Он продолжал тихо говорить с собой, при этом наблюдая в зеркале обвисшие уголки своих губ: «Время воспрянуть духом, Оби. У тебя есть ключ. Следуй за ним. Найдешь обувь, с ней этого парня, а затем узнаешь, что делать дальше. Это лучше, чем бездействовать, лучше, чем просто ждать, когда вернется Лаура, и ей нечего будет предложить».

Он разработал стратегию, как пробудиться и придти в себя, и решил, что в школу поедет не на машине, а на автобусе. Что даст ему возможность понаблюдать за школьниками, за их обувью на тротуаре и в автобусе. Он ненавидел мысль о поездке на автобусе: «Что, я снова стану одним из этих снобов?» Но он знал, что найти этот полуботинок было важнее, даже того, как и когда добраться до школы. Нужно было смешаться с толпой. Его глаза не должны были пропустить ни одной пары обуви.
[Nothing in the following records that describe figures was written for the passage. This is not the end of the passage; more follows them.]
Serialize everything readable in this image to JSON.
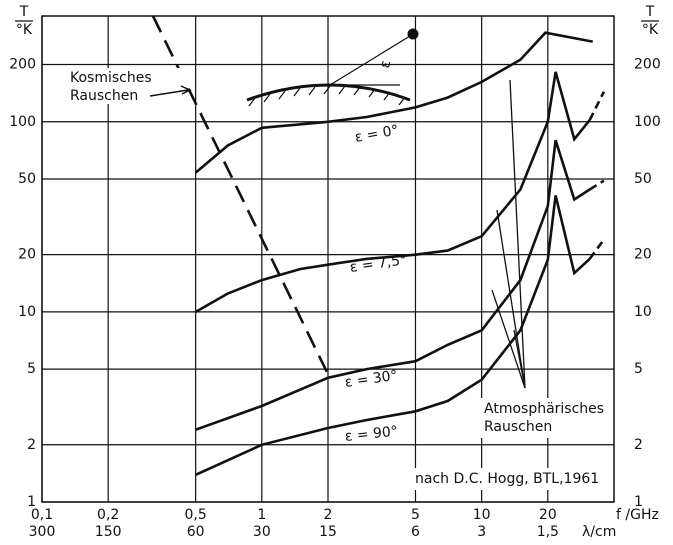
{
  "chart_data": {
    "type": "line",
    "log_x": true,
    "log_y": true,
    "grid": true,
    "color": "#111111",
    "xlim": [
      0.1,
      40
    ],
    "ylim": [
      1,
      360
    ],
    "xticks": [
      {
        "value": 0.1,
        "label": "0,1"
      },
      {
        "value": 0.2,
        "label": "0,2"
      },
      {
        "value": 0.5,
        "label": "0,5"
      },
      1,
      2,
      5,
      10,
      20
    ],
    "x2lim": [
      300,
      0.75
    ],
    "x2ticks": [
      300,
      150,
      60,
      30,
      15,
      6,
      3,
      {
        "value": 1.5,
        "label": "1,5"
      }
    ],
    "yticks": [
      1,
      2,
      5,
      10,
      20,
      50,
      100,
      200
    ],
    "y_label": {
      "top": "T",
      "bottom": "°K"
    },
    "x_label": "f /GHz",
    "x2_label": "λ/cm",
    "series": [
      {
        "name": "ε = 0°",
        "x": [
          0.5,
          0.7,
          1,
          1.5,
          2,
          3,
          5,
          7,
          10,
          15,
          19.5,
          32
        ],
        "values": [
          54,
          75,
          93,
          97,
          100,
          106,
          119,
          134,
          162,
          212,
          294,
          264
        ]
      },
      {
        "name": "ε = 7,5°",
        "x": [
          0.5,
          0.7,
          1,
          1.5,
          2,
          3,
          5,
          7,
          10,
          15,
          20,
          21.7,
          26.4,
          31
        ],
        "values": [
          10,
          12.5,
          14.7,
          16.8,
          17.7,
          19,
          20,
          21,
          25,
          44,
          100,
          183,
          81,
          102
        ],
        "dashed_tail": {
          "x": [
            31,
            36
          ],
          "values": [
            102,
            144
          ]
        }
      },
      {
        "name": "ε = 30°",
        "x": [
          0.5,
          1,
          2,
          3,
          5,
          7,
          10,
          15,
          20,
          21.7,
          26.4,
          31
        ],
        "values": [
          2.4,
          3.2,
          4.5,
          5,
          5.5,
          6.7,
          8,
          14.7,
          36,
          80,
          39,
          44
        ],
        "dashed_tail": {
          "x": [
            31,
            36
          ],
          "values": [
            44,
            49
          ]
        }
      },
      {
        "name": "ε = 90°",
        "x": [
          0.5,
          1,
          2,
          3,
          5,
          7,
          10,
          15,
          20,
          21.7,
          26.4,
          31
        ],
        "values": [
          1.39,
          2,
          2.45,
          2.7,
          3,
          3.4,
          4.4,
          8,
          18.8,
          41,
          16,
          19
        ],
        "dashed_tail": {
          "x": [
            31,
            36
          ],
          "values": [
            19,
            24
          ]
        }
      }
    ],
    "cosmic": {
      "name_lines": [
        "Kosmisches",
        "Rauschen"
      ],
      "x": [
        0.32,
        2
      ],
      "values": [
        360,
        4.7
      ],
      "style": "dashed"
    },
    "annotations": {
      "atmospheric": [
        "Atmosphärisches",
        "Rauschen"
      ],
      "source": "nach D.C. Hogg, BTL,1961",
      "inset_label": "ε"
    }
  }
}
Он поспешил выйти из дома, но ноги не слушались, переставляясь по-старчески вяло, тяжело, словно на них были увесистые зимние ботинки. На автобусной остановке в конце улицы он стоял отдельно от всех детей и подростков, ожидающих школьный автобус. Они галдели и хулиганили на свежем утреннем воздухе, топая ногами, толкая друг друга локтями и бедрами. Глаза Оби пробежались по их обуви. Трое из них были в истёртых изношенных сандалиях — из школы «Верхний Монумент», где не было никакого устава и никаких правил в отношении одежды. У двоих полуботинки, черного и коричневого цвета, и с целыми застежками, у кого-то пара высоких черных ботинок, и еще двое в лакированных туфлях.

Оби казалось, что он выглядит, как беспризорный, который всю свою жизнь ходит с опущенной головой в поиске потерявшихся монет, сигаретных окурков — всего, что валяется на земле.